THE majority of people identifying as “British only” in last year’s English census has been put down to a change in how the question was set out, creating a “public misconception”.
Political experts professors Ailsa Henderson and John Denham have both argued in an essay that an alteration in the way the identity question was presented significantly contributed to an increase in people identifying as British over English.
They have warned it could quickly become a “public misconception” when measures of national identity have “real-world importance”.
According to the Guardian, more than half of those who live in England identified as “British only” in the 2021 census but, as the Office for National Statistics (ONS) itself warned, this was the outcome of changes to the structure of the national identity question, with “British” listed as first among the options.
Just 10 years earlier when the ONS offered “English” as the first choice and “British” as the fifth, 60% of England’s residents appeared to be “English only”.
The essay states: “Changing survey questions can influence the results.
“Those running social surveys know that there are multiple ways to ask about national identity. You can ask respondents to select any that apply (the question used in the 2021 census), or the single national identity that fits a person best.
“Others prefer the Moreno question, which asks individuals to indicate the relative weight of English and British identity: English not British, More English than British, Equally English and British, and so on.”
Henderson and Denham said the alteration has potentially created a number of issues for our understanding of how people identify south of the Border, particularly when surveys in other nations of the UK set out the question differently.
The pair have accused the ONS of “ignoring their own rules” by changing the question dramatically from one census to another.

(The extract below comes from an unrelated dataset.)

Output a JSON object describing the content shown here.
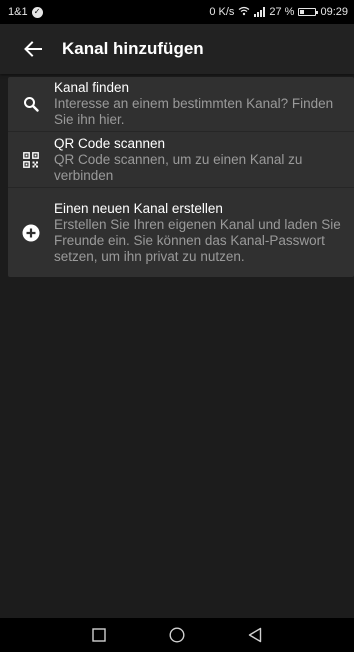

They said: “Scottish and Welsh identity are listed first in the Scottish and Welsh census, so it is difficult for us to know if England feels more British than other parts of the state, or whether this is an artefact of the question.
“Response order also matters. We know on election ballots this works to the advantage of candidates with surnames towards the top of the alphabet.
“Research from both Quebec and the UK shows that changing the order of the Moreno categories, so that they run British not English, more British not English, rather than the usual English not British etc advantages the categories listed first. Mention English national identity first and the figures jump. Mention British national identity first and the figures jump.
“It’s easy to see where the ONS went wrong. They first ignored their own rules that questions should change as little as possible from one census to another. More important, they did not learn from 2011 that, unless explicitly offered mixed identities, most people will tick one box and quickly move on.”
Henderson and Denham have said the fact national identities of English and British are “more tangled” in England suggests changing the order of such words would have a stronger effect in England than it perhaps would in Scotland.
The essay goes on: “This tangling effect, particular to England, suggests that any order effect of the question would be stronger in England than in would be in, say, Scotland, where respondents would be more likely to search further down the list to find the Scottish label.
“This doesn’t mean that the English are more British, but instead that the relationship between the two identities is different, something which the survey question does nothing to illuminate.”
In its criticism of the move by ONS, the piece argues national identity questions are vital in “understanding the dynamics driving our politics” and ideas of Britishness and Englishness are likely to become more important in the future.
“Our measures of national identity have a real-world importance” said Henderson and Denham.
“If, as the ONS headline figures suggest, there has been both a big shift from ‘English only’ to ‘British only’ we might assume that the political divides around Brexit and attitudes toward the union have been decisively resolved. If being ‘English and British’ is now a small minority identity it might also be assumed that ‘British’ and ‘English’ have now evolved as two, largely distinct, identities. Neither is true.
“The interplay between different ideas of Britishness, Englishness, and Englishness with Britishness are likely to be more rather than less important in the future.
“The problem now, as the Guardian report shows, is that the erroneous figure will pass quickly into public misconception.”